I don't get it. Maverick's pole very well.


----------



## Dillusion (May 21, 2012)

> > Poles worse than a maverick.
> 
> 
> I don't get it. Maverick's pole very well.


Not the 09 HPX17 my friend has.


----------



## 8loco (Feb 12, 2012)

I have a banshee. I don't have any problems with poling. What you have remember is its 83" wide. So no it doesn't pole like HB. I normally leave the skeg of the motor slightly in the water, this helps with tracking. To me it's a great all around boat. Not the best power in the world but a great compromise of stability, poleibilty, ability to run shallow, and is a fairly dry and smooth ride for a flats boat.


----------



## paint it black (Nov 3, 2007)

> > > Poles worse than a maverick.
> >
> >
> > I don't get it. Maverick's pole very well.
> ...



You just don't know what you're doing. I've poled many HPX17's and they pole great. Depending on which model, some may be heavier than others, but they still pole great. Even the HPX18 poles great for a skiff it's size. If you're trying to compare it to the way a Shadowcast poles, it's ridiculous. But to say they pole poorly is not true, for they are actually one of the better skiffs I've poled.


----------



## Dillusion (May 21, 2012)

> > > > Poles worse than a maverick.
> > >
> > >
> > > I don't get it. Maverick's pole very well.
> ...


lol son I have more experience on a wider range of skiffs than you do.

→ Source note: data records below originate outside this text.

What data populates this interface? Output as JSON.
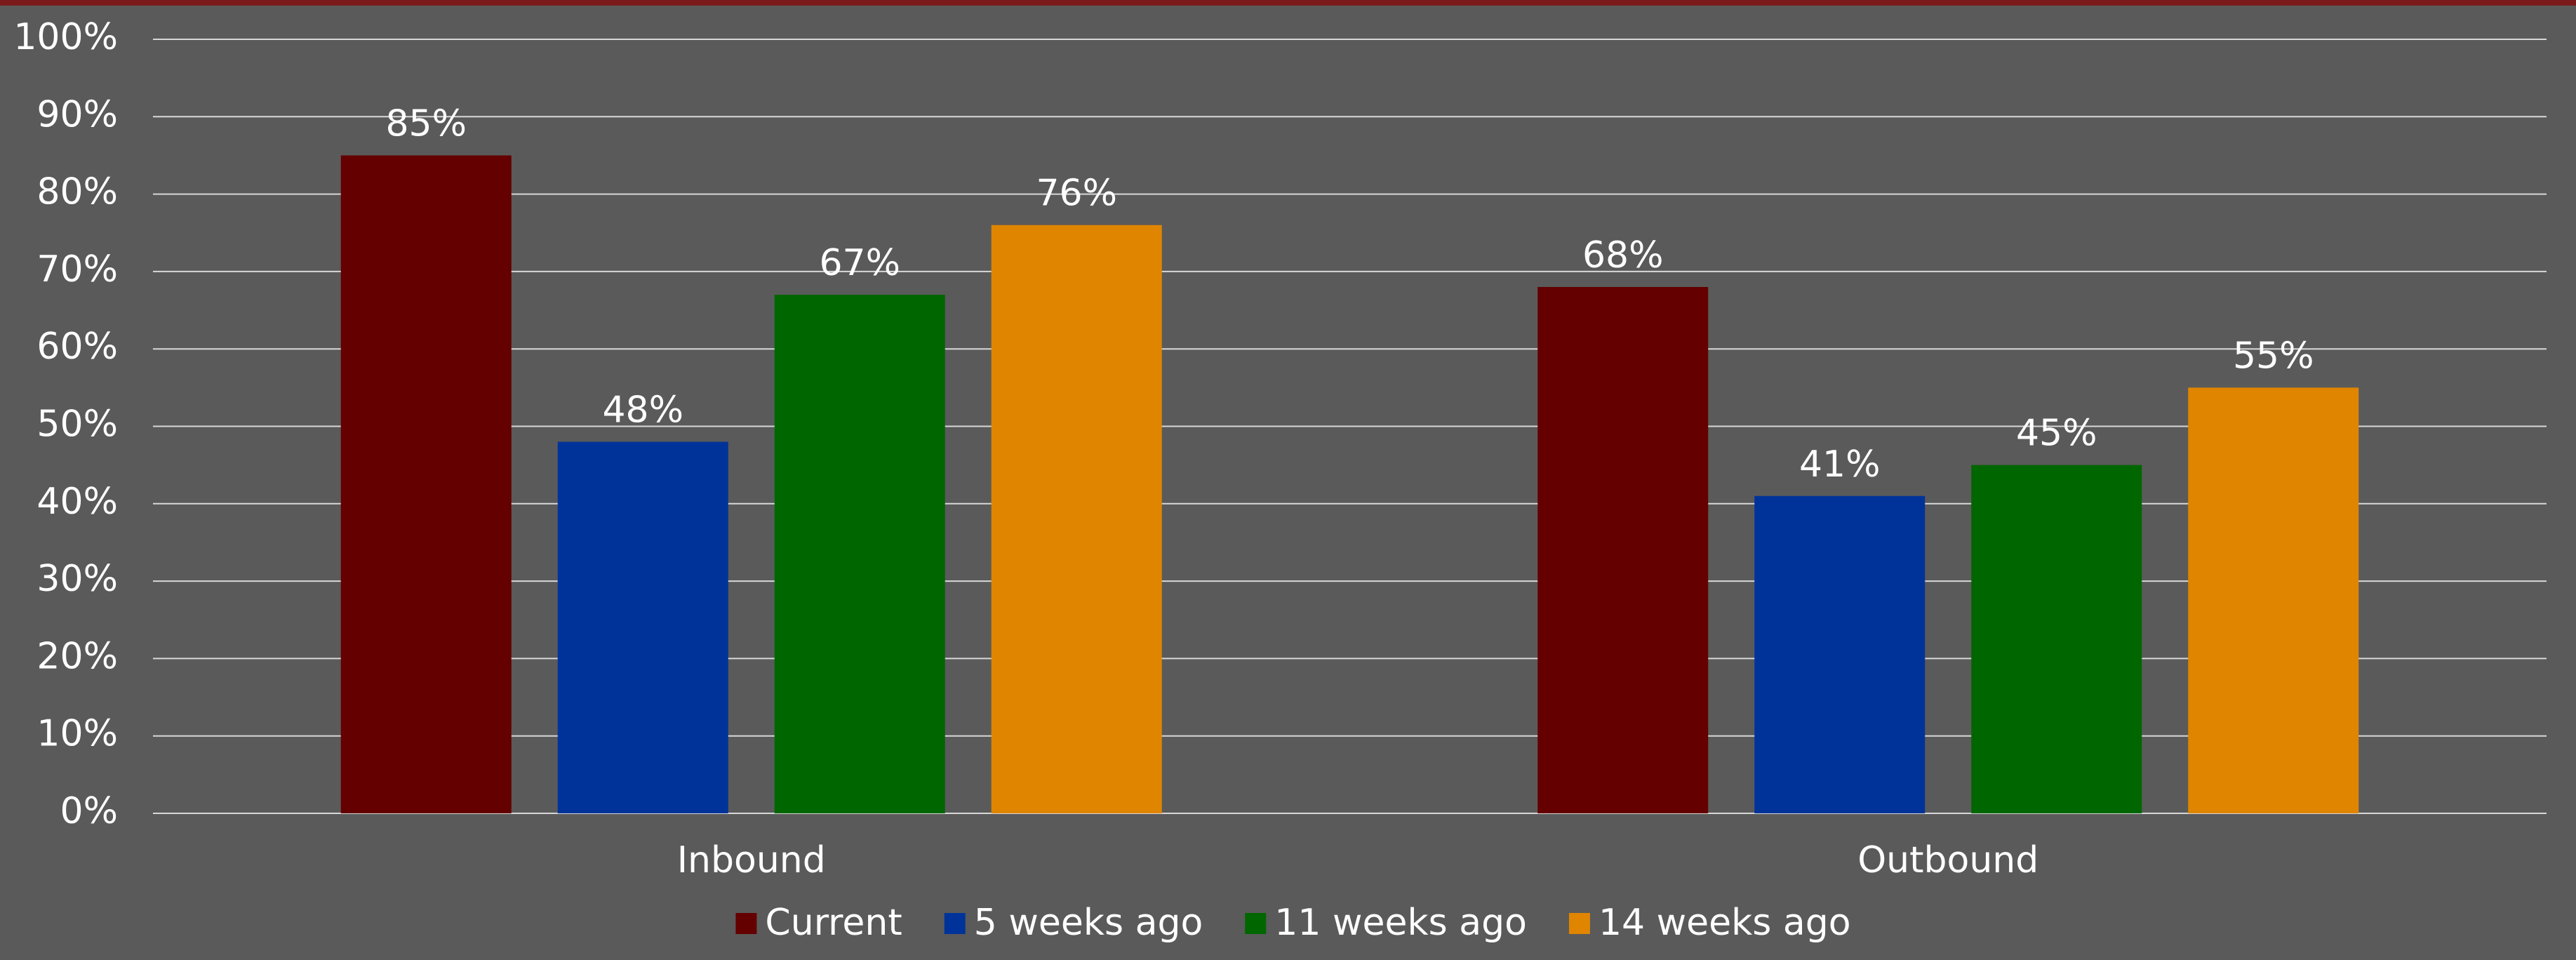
{
  "chart_data": {
    "type": "bar",
    "categories": [
      "Inbound",
      "Outbound"
    ],
    "series": [
      {
        "name": "Current",
        "color": "#640000",
        "values": [
          85,
          68
        ],
        "value_labels": [
          "85%",
          "68%"
        ]
      },
      {
        "name": "5 weeks ago",
        "color": "#003399",
        "values": [
          48,
          41
        ],
        "value_labels": [
          "48%",
          "41%"
        ]
      },
      {
        "name": "11 weeks ago",
        "color": "#006600",
        "values": [
          67,
          45
        ],
        "value_labels": [
          "67%",
          "45%"
        ]
      },
      {
        "name": "14 weeks ago",
        "color": "#e08500",
        "values": [
          76,
          55
        ],
        "value_labels": [
          "76%",
          "55%"
        ]
      }
    ],
    "ylim": [
      0,
      100
    ],
    "yticks": [
      {
        "value": 0,
        "label": "0%"
      },
      {
        "value": 10,
        "label": "10%"
      },
      {
        "value": 20,
        "label": "20%"
      },
      {
        "value": 30,
        "label": "30%"
      },
      {
        "value": 40,
        "label": "40%"
      },
      {
        "value": 50,
        "label": "50%"
      },
      {
        "value": 60,
        "label": "60%"
      },
      {
        "value": 70,
        "label": "70%"
      },
      {
        "value": 80,
        "label": "80%"
      },
      {
        "value": 90,
        "label": "90%"
      },
      {
        "value": 100,
        "label": "100%"
      }
    ],
    "grid": true,
    "legend": "bottom"
  }
}
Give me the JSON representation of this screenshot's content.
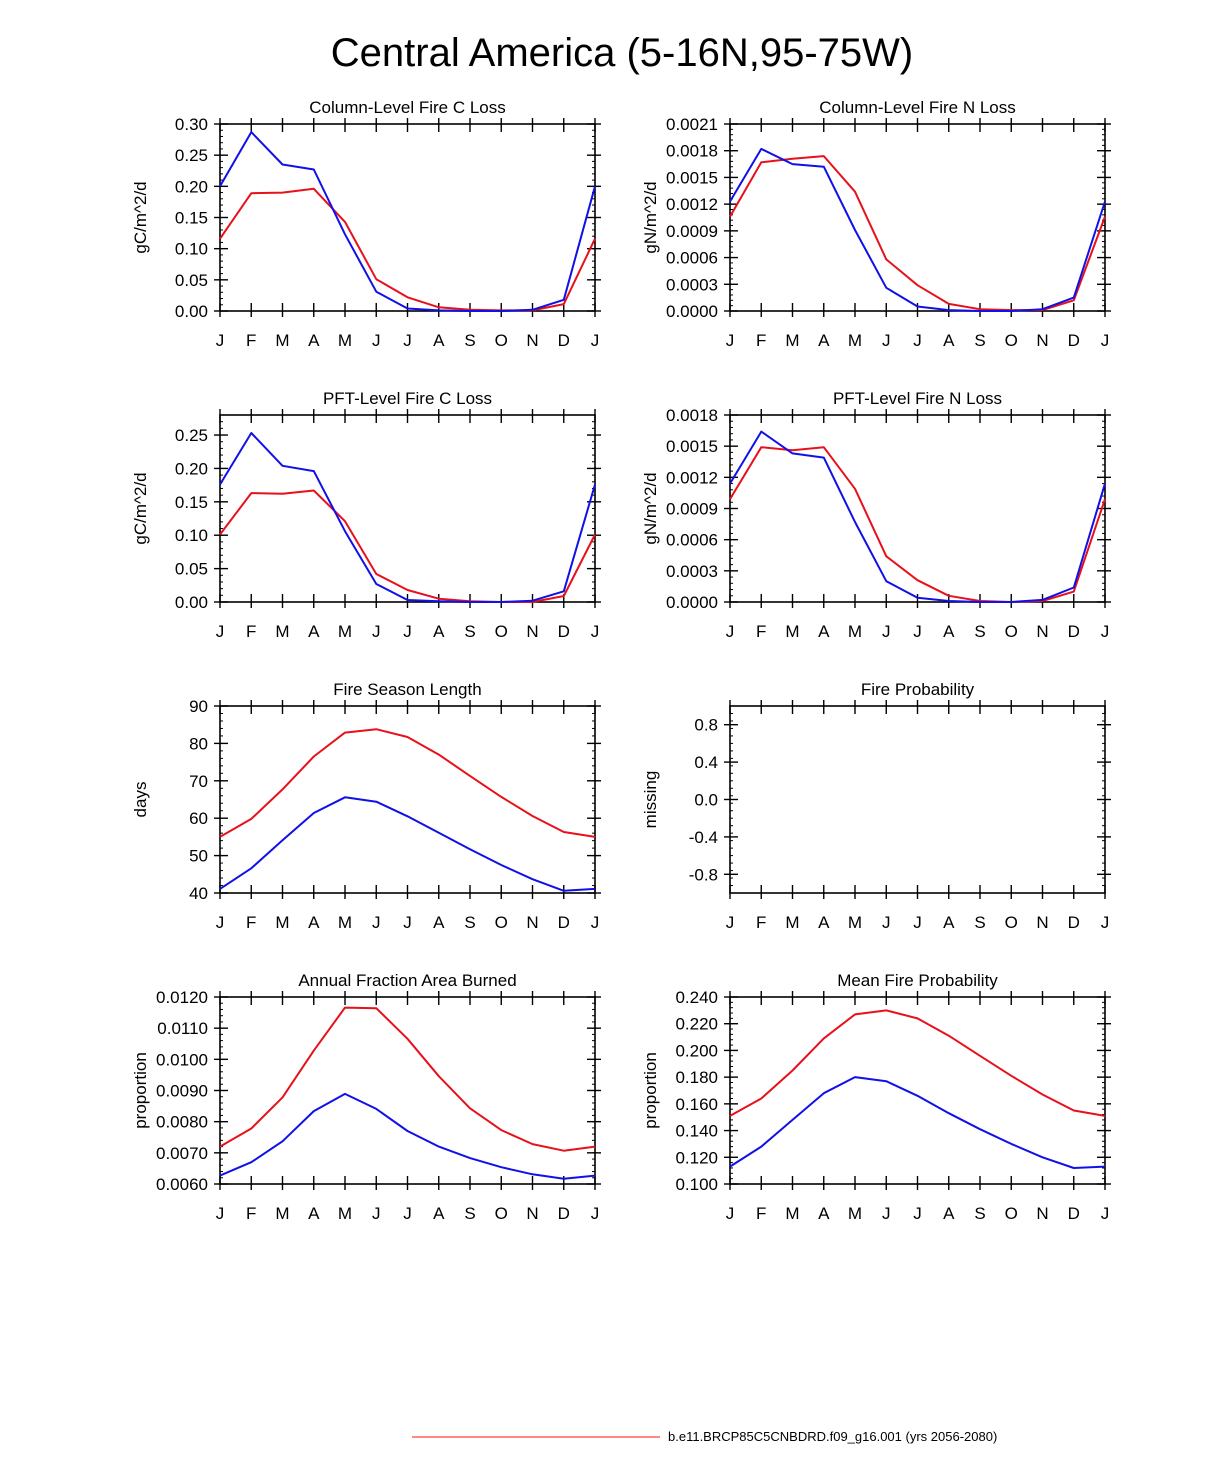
{
  "figure": {
    "title": "Central America (5-16N,95-75W)",
    "legend_label": "b.e11.BRCP85C5CNBDRD.f09_g16.001 (yrs 2056-2080)",
    "colors": {
      "red": "#e8101a",
      "blue": "#1010e8",
      "legend_line": "#ff4040"
    }
  },
  "chart_data": [
    {
      "type": "line",
      "title": "Column-Level Fire C Loss",
      "ylabel": "gC/m^2/d",
      "categories": [
        "J",
        "F",
        "M",
        "A",
        "M",
        "J",
        "J",
        "A",
        "S",
        "O",
        "N",
        "D",
        "J"
      ],
      "ylim": [
        0,
        0.3
      ],
      "yticks": [
        "0.00",
        "0.05",
        "0.10",
        "0.15",
        "0.20",
        "0.25",
        "0.30"
      ],
      "series": [
        {
          "name": "red",
          "values": [
            0.116,
            0.189,
            0.19,
            0.196,
            0.143,
            0.051,
            0.022,
            0.006,
            0.002,
            0.001,
            0.001,
            0.011,
            0.116
          ]
        },
        {
          "name": "blue",
          "values": [
            0.2,
            0.287,
            0.235,
            0.227,
            0.123,
            0.031,
            0.004,
            0.001,
            0.0,
            0.0,
            0.002,
            0.018,
            0.2
          ]
        }
      ]
    },
    {
      "type": "line",
      "title": "Column-Level Fire N Loss",
      "ylabel": "gN/m^2/d",
      "categories": [
        "J",
        "F",
        "M",
        "A",
        "M",
        "J",
        "J",
        "A",
        "S",
        "O",
        "N",
        "D",
        "J"
      ],
      "ylim": [
        0,
        0.0021
      ],
      "yticks": [
        "0.0000",
        "0.0003",
        "0.0006",
        "0.0009",
        "0.0012",
        "0.0015",
        "0.0018",
        "0.0021"
      ],
      "series": [
        {
          "name": "red",
          "values": [
            0.00106,
            0.00167,
            0.00171,
            0.00174,
            0.00134,
            0.00058,
            0.00029,
            8e-05,
            2e-05,
            1e-05,
            1e-05,
            0.00012,
            0.00106
          ]
        },
        {
          "name": "blue",
          "values": [
            0.00123,
            0.00182,
            0.00165,
            0.00162,
            0.00091,
            0.00026,
            5e-05,
            1e-05,
            0.0,
            0.0,
            2e-05,
            0.00015,
            0.00123
          ]
        }
      ]
    },
    {
      "type": "line",
      "title": "PFT-Level Fire C Loss",
      "ylabel": "gC/m^2/d",
      "categories": [
        "J",
        "F",
        "M",
        "A",
        "M",
        "J",
        "J",
        "A",
        "S",
        "O",
        "N",
        "D",
        "J"
      ],
      "ylim": [
        0,
        0.28
      ],
      "yticks": [
        "0.00",
        "0.05",
        "0.10",
        "0.15",
        "0.20",
        "0.25"
      ],
      "series": [
        {
          "name": "red",
          "values": [
            0.101,
            0.163,
            0.162,
            0.167,
            0.121,
            0.042,
            0.018,
            0.005,
            0.001,
            0.0,
            0.0,
            0.009,
            0.101
          ]
        },
        {
          "name": "blue",
          "values": [
            0.176,
            0.253,
            0.204,
            0.196,
            0.106,
            0.027,
            0.003,
            0.001,
            0.0,
            0.0,
            0.002,
            0.016,
            0.176
          ]
        }
      ]
    },
    {
      "type": "line",
      "title": "PFT-Level Fire N Loss",
      "ylabel": "gN/m^2/d",
      "categories": [
        "J",
        "F",
        "M",
        "A",
        "M",
        "J",
        "J",
        "A",
        "S",
        "O",
        "N",
        "D",
        "J"
      ],
      "ylim": [
        0,
        0.0018
      ],
      "yticks": [
        "0.0000",
        "0.0003",
        "0.0006",
        "0.0009",
        "0.0012",
        "0.0015",
        "0.0018"
      ],
      "series": [
        {
          "name": "red",
          "values": [
            0.00099,
            0.00149,
            0.00146,
            0.00149,
            0.00109,
            0.00044,
            0.00021,
            6e-05,
            1e-05,
            0.0,
            1e-05,
            0.0001,
            0.00099
          ]
        },
        {
          "name": "blue",
          "values": [
            0.00114,
            0.00164,
            0.00143,
            0.00139,
            0.00077,
            0.0002,
            4e-05,
            1e-05,
            0.0,
            0.0,
            2e-05,
            0.00014,
            0.00114
          ]
        }
      ]
    },
    {
      "type": "line",
      "title": "Fire Season Length",
      "ylabel": "days",
      "categories": [
        "J",
        "F",
        "M",
        "A",
        "M",
        "J",
        "J",
        "A",
        "S",
        "O",
        "N",
        "D",
        "J"
      ],
      "ylim": [
        40,
        90
      ],
      "yticks": [
        "40",
        "50",
        "60",
        "70",
        "80",
        "90"
      ],
      "series": [
        {
          "name": "red",
          "values": [
            55.0,
            59.8,
            67.7,
            76.5,
            82.9,
            83.8,
            81.7,
            77.0,
            71.3,
            65.7,
            60.6,
            56.3,
            55.0
          ]
        },
        {
          "name": "blue",
          "values": [
            41.1,
            46.6,
            54.1,
            61.4,
            65.6,
            64.4,
            60.5,
            56.1,
            51.7,
            47.5,
            43.7,
            40.6,
            41.1
          ]
        }
      ]
    },
    {
      "type": "line",
      "title": "Fire Probability",
      "ylabel": "missing",
      "categories": [
        "J",
        "F",
        "M",
        "A",
        "M",
        "J",
        "J",
        "A",
        "S",
        "O",
        "N",
        "D",
        "J"
      ],
      "ylim": [
        -1.0,
        1.0
      ],
      "yticks": [
        "-0.8",
        "-0.4",
        "0.0",
        "0.4",
        "0.8"
      ],
      "series": []
    },
    {
      "type": "line",
      "title": "Annual Fraction Area Burned",
      "ylabel": "proportion",
      "categories": [
        "J",
        "F",
        "M",
        "A",
        "M",
        "J",
        "J",
        "A",
        "S",
        "O",
        "N",
        "D",
        "J"
      ],
      "ylim": [
        0.006,
        0.012
      ],
      "yticks": [
        "0.0060",
        "0.0070",
        "0.0080",
        "0.0090",
        "0.0100",
        "0.0110",
        "0.0120"
      ],
      "series": [
        {
          "name": "red",
          "values": [
            0.0072,
            0.00778,
            0.00878,
            0.01028,
            0.01166,
            0.01164,
            0.01066,
            0.00946,
            0.00843,
            0.00773,
            0.00728,
            0.00707,
            0.0072
          ]
        },
        {
          "name": "blue",
          "values": [
            0.00627,
            0.0067,
            0.00737,
            0.00834,
            0.00889,
            0.00841,
            0.0077,
            0.0072,
            0.00683,
            0.00654,
            0.00631,
            0.00617,
            0.00627
          ]
        }
      ]
    },
    {
      "type": "line",
      "title": "Mean Fire Probability",
      "ylabel": "proportion",
      "categories": [
        "J",
        "F",
        "M",
        "A",
        "M",
        "J",
        "J",
        "A",
        "S",
        "O",
        "N",
        "D",
        "J"
      ],
      "ylim": [
        0.1,
        0.24
      ],
      "yticks": [
        "0.100",
        "0.120",
        "0.140",
        "0.160",
        "0.180",
        "0.200",
        "0.220",
        "0.240"
      ],
      "series": [
        {
          "name": "red",
          "values": [
            0.151,
            0.164,
            0.185,
            0.209,
            0.227,
            0.23,
            0.224,
            0.211,
            0.196,
            0.181,
            0.167,
            0.155,
            0.151
          ]
        },
        {
          "name": "blue",
          "values": [
            0.113,
            0.128,
            0.148,
            0.168,
            0.18,
            0.177,
            0.166,
            0.153,
            0.141,
            0.13,
            0.12,
            0.112,
            0.113
          ]
        }
      ]
    }
  ]
}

I was not comparing it to the SC.


----------



## PLANKTON7 (Jun 14, 2011)

theres a reason why mavvy's are one of the top selling boats.


----------



## paint it black (Nov 3, 2007)

> > > > > Poles worse than a maverick.
> > > >
> > > >
> > > > I don't get it. Maverick's pole very well.
> ...



I doubt that, Marty.... Definitely not poling more skiffs for more hours, that's a damn fact.  You may test out more random skiffs for your reviews, but I have *fished* a lot of skiffs where I have spent hours and hours and hours poling. I have spent more hours poling HPX's from the  17 Micro, Tunnel, V, and the 18 than I have poled Ankona's.  To jon boats, canoes, 13 and 15'4 lowsiders and highsiders, NMZ's, LT's, Classics, Super Skiff's, Renegade, Waterman, SUV, Shadowcast, Copperhead Gen 1 and Gen 2 (with different configurations), Caimen, Carolina Skiffs, TriHulls, too many to name completely. 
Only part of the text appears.